MARX opère ensuite un second renversement en passant du travail aliéné, nécessaire à la vie physiologique de l'homme, à l'aliénation de l'homme à l'égard du genre humain : le travail aliéné rend l'homme étranger à la nature (puisque son produit lui est confisqué) et le rend étranger à lui-même pour la même raison. Alors "la vie elle-même n'apparait que comme moyen de subsistance". Une telle conclusion conduit à rapprocher l'existence humaine de la vie animale : "Tandis que le travail aliéné arrache à l'homme l'objet de sa production, il lui arrache sa vie génétique, sa véritable objectivité générique et il transforme l'avantage que l'homme a sur l'animal (l'élaboration de son oeuvre) en ce désavantage que son corps non organique, la nature, lui est dérobé".
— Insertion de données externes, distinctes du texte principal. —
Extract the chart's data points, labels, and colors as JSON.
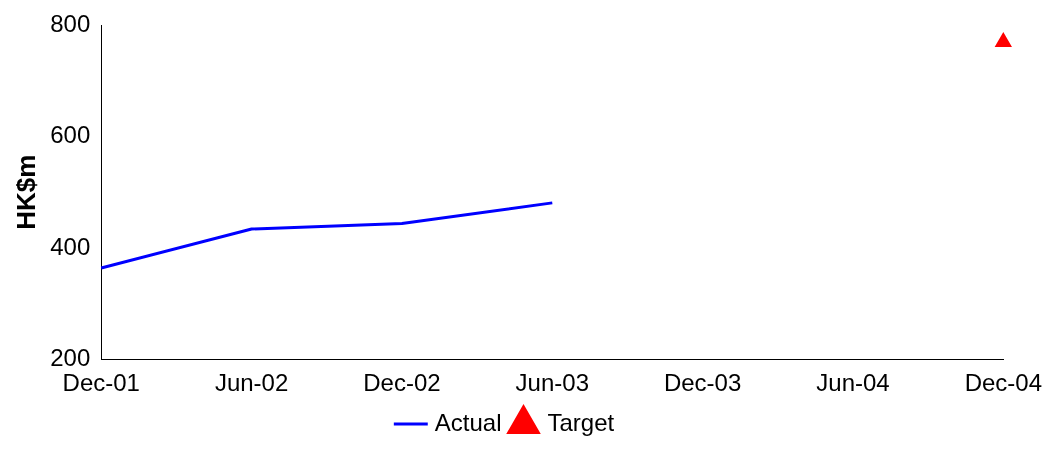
{
  "chart_data": {
    "type": "line",
    "ylabel": "HK$m",
    "categories": [
      "Dec-01",
      "Jun-02",
      "Dec-02",
      "Jun-03",
      "Dec-03",
      "Jun-04",
      "Dec-04"
    ],
    "series": [
      {
        "name": "Actual",
        "color": "#0000ff",
        "marker": "none",
        "line_style": "solid",
        "values": [
          364,
          434,
          444,
          481,
          null,
          null,
          null
        ]
      },
      {
        "name": "Target",
        "color": "#ff0000",
        "marker": "triangle",
        "values": [
          null,
          null,
          null,
          null,
          null,
          null,
          770
        ]
      }
    ],
    "ylim": [
      200,
      800
    ],
    "yticks": [
      200,
      400,
      600,
      800
    ],
    "grid": false,
    "legend": "bottom"
  }
}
Cette analyse philosophico-économique pourrait-on dire est une analyse qui pousse au bout l'édifice intellectuel de MARX, et n'est pas toujours partagée, ni prolongée ensuite, par les marxistes successeurs. Mais de son vivant, elle peut être partagée par nombre de penseurs de son entourage.
De l'aliénation à la jouissance
Le régime de la propriété privée des moyens de production entraine d'autres formes d'aliénation (bien plus explorées par ses successeurs), cette fois dans la consommation : la création de nouveaux besoins ou l'appel à la jouissance constituent la dernière signification du concept d'aliénation que les critiques de la "société de consommation" et de l'"embourgeoisement de la classe ouvrière" ont repris dans les années 1960. La dimension est ici plus morale qu'économique. Il reste que celle-ci évoquée dans les Manuscrits de 1844 contient en germe tous les développements du capitalisme du XXe siècle, avec le rôle stratégique de la publicité dans la constitution des besoins et l'excitation des désirs.
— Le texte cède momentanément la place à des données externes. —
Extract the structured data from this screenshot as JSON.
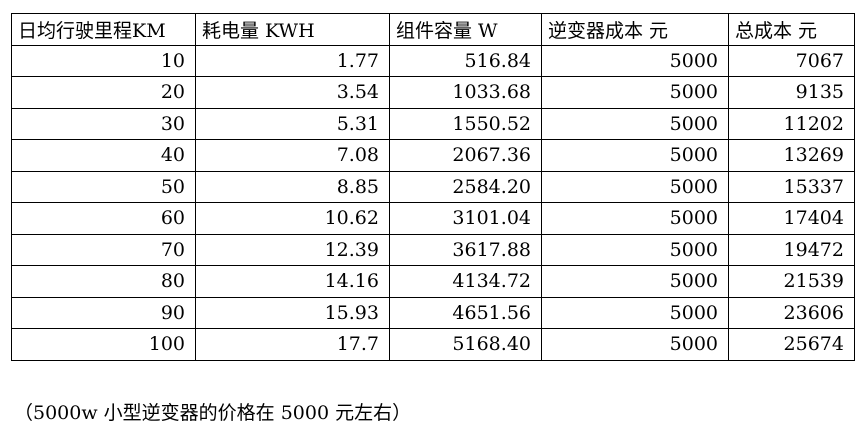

D'une certaine manière, ce passage (dans les Manuscrits de 1844) invalide aussi les conséquences avancées dans Le Capital à propos de l'appauvrissement de la classe ouvrière dans le processus de création de la plus-value relative. En effet, l'allégorie du palais et de la chaumière, c'est-à-dire le maintien de leur inégalité, peut conduire non pas à la révolte, mais tout aussi bien à la satisfaction des individus des classes sociales les moins favorisées, chaque famille possédant de nos jours plus de biens qu'hier. Si la domination trace la voie au travail aliéné, l'aliénation peut s'accommoder de la domination quand la majorité des besoins issus de la propriété sont satisfaits (voir les travaux de HABER - L'aliénation. Vie sociale et expérience de dépossession, PUF, Actuel Marx, 2007 - et RENAULT, Reconnaissance, conflit, domination, CNRS Éditions, 2017 et l'ensemble du numéro d'Actuel Marx de mai 2006). C'est bien à cet ouatage ou feutrage des rapports de classes et d'exploitation que conduit le travail aliéné, en particulier lorsque l'idéologie contribue à en voiler la nature. D'où une sorte d'aliénation de "second niveau".
Jean-Pierre DURAND se fonde sur l'évolution historique du XXe siècle, mais n'oublie pas, je présume, qu'il s'agit là sans doute d'une évolution toute relative. N'oublions pas les écarts immenses persistants de richesses dans le monde entre classes sociales, même s'il peut y avoir des améliorations notables de niveau de vie (les luttes ouvrières plus importantes en fait que du temps de MARX y sont pour quelque chose...). N'oublions pas non plus cette chasse effrénée de la force de travail la moins coûteuse, proche de celle des bénéficiaires (des classes dominantes) du servage et de l'esclavage d'antant, qui constitue encore un des moteurs du capitalisme actuel (voir les conditions de la mondialisation)
Jean-Pierre DURAND, La sociologie de Marx, La Découverte, collection Repères, 2018.